Quincy (Q07 - 22m58s): As for T2CN, revenue declined 12% in Q2 while growth 8% in Q3. Increase in Q3 was due to launch of the new game Luna Online. Both monthly playing users and ARPPO grew 1% quarter over quarter in Q3. Regarding operating costs, since most games licensing costs are relatively fixed in nature, for example, licensing fee, bandwidth costs, certification, software amortization, and payroll costs. These expenses increased in Q2 and Q3 due to the launch of the new games. Coupled with less than expected revenue return for these new games launch, gross profit margins decreased from 71% in Q1 to 65% in Q2 and 60% in Q3. Total selling and market expenses trend up quarter over quarter in Q2 and Q3, mainly reflecting the mass media promotion and advertising expenses in relation to the support of launch for Warhammer and Luna. Therefore operating margin went down in both Q2 and Q3 owing the above mentioned reasons.

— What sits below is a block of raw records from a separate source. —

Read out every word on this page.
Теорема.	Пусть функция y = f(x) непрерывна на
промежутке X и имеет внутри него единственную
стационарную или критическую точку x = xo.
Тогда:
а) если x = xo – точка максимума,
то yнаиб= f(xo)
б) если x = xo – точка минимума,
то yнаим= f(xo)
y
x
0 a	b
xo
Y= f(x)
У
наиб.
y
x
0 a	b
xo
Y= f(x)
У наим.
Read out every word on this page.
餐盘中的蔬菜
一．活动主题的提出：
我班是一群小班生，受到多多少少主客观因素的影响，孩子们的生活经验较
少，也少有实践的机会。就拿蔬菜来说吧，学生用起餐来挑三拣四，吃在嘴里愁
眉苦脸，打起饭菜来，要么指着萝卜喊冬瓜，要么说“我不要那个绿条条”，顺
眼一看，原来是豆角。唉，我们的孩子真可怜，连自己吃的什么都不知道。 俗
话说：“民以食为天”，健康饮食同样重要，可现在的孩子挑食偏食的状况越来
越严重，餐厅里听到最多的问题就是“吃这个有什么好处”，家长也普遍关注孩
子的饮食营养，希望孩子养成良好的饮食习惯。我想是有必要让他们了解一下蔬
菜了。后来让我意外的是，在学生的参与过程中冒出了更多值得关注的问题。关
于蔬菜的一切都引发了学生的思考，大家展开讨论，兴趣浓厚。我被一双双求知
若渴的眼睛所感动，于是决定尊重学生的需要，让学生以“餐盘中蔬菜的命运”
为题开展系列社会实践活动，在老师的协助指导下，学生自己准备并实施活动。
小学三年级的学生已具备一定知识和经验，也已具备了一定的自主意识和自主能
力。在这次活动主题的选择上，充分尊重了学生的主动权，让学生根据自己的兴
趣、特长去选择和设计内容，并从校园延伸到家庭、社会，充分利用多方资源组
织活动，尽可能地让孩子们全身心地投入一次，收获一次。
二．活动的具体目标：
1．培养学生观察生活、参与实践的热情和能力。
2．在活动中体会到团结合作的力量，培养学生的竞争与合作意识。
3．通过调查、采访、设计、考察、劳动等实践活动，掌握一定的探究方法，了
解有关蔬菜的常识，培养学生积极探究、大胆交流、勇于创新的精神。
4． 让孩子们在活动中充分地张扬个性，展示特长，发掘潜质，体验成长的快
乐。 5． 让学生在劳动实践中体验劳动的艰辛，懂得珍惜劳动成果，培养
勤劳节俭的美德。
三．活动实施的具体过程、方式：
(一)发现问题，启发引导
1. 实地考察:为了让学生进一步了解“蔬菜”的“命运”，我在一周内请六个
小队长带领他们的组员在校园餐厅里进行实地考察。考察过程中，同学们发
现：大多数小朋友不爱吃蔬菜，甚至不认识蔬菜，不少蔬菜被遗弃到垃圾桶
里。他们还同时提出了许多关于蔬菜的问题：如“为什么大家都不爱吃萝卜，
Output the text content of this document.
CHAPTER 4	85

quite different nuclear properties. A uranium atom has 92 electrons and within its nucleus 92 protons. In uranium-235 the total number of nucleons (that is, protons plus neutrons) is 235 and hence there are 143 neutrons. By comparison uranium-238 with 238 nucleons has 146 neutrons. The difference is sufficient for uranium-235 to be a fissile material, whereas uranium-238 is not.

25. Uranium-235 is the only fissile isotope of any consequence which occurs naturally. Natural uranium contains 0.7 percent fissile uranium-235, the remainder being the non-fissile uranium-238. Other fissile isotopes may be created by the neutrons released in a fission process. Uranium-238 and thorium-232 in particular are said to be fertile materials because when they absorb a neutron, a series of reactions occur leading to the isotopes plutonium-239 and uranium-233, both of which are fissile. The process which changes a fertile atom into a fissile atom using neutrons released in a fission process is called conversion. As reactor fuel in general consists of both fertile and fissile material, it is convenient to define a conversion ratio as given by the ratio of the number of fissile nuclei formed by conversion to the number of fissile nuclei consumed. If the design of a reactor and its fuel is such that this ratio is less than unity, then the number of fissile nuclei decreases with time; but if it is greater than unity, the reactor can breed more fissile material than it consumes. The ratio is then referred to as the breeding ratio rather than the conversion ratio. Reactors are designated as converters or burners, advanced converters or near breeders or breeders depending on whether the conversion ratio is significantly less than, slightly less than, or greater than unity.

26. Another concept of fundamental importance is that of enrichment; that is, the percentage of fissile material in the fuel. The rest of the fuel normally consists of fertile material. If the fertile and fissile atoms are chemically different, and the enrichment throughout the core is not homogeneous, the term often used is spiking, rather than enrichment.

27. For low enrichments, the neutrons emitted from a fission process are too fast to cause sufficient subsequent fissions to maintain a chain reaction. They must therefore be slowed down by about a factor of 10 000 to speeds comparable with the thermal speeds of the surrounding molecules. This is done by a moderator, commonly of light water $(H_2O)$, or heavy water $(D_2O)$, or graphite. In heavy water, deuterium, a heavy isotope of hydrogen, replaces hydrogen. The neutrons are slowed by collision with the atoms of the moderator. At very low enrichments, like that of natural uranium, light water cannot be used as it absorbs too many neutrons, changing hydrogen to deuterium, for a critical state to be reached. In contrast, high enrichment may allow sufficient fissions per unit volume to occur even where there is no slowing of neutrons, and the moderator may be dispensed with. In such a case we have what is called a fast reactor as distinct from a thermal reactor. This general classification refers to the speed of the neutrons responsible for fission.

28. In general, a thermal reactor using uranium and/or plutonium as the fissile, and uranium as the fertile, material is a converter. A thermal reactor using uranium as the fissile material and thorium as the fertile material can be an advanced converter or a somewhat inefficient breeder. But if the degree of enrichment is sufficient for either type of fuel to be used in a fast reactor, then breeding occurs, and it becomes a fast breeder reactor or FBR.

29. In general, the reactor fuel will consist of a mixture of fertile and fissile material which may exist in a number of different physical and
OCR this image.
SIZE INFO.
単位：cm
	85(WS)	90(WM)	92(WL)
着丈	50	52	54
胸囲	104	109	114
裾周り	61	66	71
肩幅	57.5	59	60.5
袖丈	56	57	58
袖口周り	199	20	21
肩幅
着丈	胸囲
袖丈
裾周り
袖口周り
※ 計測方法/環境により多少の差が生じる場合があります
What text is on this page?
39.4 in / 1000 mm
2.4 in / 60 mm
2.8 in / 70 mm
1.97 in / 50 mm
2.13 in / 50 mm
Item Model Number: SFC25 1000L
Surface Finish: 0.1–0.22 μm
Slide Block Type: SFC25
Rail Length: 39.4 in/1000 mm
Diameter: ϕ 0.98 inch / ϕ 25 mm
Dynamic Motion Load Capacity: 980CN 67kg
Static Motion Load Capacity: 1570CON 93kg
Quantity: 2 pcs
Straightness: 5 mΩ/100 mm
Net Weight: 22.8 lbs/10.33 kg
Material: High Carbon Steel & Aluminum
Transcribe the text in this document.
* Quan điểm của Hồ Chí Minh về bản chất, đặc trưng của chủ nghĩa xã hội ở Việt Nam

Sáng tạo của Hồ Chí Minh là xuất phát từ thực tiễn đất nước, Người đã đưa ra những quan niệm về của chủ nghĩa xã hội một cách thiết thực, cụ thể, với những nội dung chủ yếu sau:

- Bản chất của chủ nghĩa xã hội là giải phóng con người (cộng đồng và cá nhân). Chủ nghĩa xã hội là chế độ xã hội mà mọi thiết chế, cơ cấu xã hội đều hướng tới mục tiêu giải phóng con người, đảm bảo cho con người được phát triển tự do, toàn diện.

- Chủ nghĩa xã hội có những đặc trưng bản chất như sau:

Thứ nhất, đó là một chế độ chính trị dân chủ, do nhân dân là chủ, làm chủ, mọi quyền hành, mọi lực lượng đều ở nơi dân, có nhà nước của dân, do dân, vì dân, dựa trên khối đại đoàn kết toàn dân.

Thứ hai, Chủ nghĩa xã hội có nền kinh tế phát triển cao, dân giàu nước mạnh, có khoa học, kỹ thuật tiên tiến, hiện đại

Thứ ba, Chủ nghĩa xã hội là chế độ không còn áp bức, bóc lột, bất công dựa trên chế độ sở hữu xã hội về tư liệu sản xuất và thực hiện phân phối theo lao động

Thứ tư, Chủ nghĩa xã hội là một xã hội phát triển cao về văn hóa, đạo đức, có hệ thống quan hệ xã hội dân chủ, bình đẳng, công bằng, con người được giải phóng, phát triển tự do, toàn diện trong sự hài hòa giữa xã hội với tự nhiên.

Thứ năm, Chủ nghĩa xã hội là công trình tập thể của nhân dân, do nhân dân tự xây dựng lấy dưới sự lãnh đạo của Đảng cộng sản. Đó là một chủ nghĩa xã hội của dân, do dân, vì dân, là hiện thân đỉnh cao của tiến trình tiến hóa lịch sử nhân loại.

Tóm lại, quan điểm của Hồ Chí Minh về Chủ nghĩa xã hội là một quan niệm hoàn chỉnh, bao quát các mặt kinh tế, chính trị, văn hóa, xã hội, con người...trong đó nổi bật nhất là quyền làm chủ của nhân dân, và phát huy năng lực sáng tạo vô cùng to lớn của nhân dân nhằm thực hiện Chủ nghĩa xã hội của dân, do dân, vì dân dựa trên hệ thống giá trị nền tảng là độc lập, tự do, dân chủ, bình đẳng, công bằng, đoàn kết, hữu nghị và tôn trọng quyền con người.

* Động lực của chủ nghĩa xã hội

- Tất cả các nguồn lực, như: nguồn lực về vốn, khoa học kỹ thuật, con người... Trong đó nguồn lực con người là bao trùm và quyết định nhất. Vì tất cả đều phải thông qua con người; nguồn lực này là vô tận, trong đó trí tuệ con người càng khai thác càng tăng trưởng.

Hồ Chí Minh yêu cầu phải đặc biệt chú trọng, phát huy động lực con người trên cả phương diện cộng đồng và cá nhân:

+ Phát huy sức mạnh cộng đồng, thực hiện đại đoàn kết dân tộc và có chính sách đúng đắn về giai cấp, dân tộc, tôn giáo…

Quincy (Q08 - 24m20s): As to the outlook for Q4, we expect revenues in the gaming software business to benefit from a high single digit or a low double digit favorable seasonal growth. At the same time we anticipate a low double digit quarterly sequential revenue decrease from Asian from Asian online games business in the absence of new games in the 4th quarter. In addition, as part of our annual revenue and evaluation exercise on intangibles and investments, management expects to record non cash write-offs in the region of $35M to $45M in the 4th quarter related to certain legacy games, games intangibles, under performing games and game investments. Not withstanding the challenge that we had in 2009, we are well positioned for further growth and expansion when the strategic alliance with Mangas is complete. We will not only anticipate a one time substantial gain on the sale of the 60% interest, but also we will enjoy the upside on the enlarged business from the remaining 40% interest that we will hold. With the substantial improvement in cash position, after the deal is complete, we also have sufficient financial resources to grow our Asian online gaming business through M&A means on top of our organic growth initiatives. Thank-you.

Brad, Thanks Quincy. Operator we will now move into a question and answer session.

Transcript Note

Please note that links in the above prepared remarks have been added to assist reader.

Also, the term ARPPO is assumed to mean Average Revenue per Paying Player.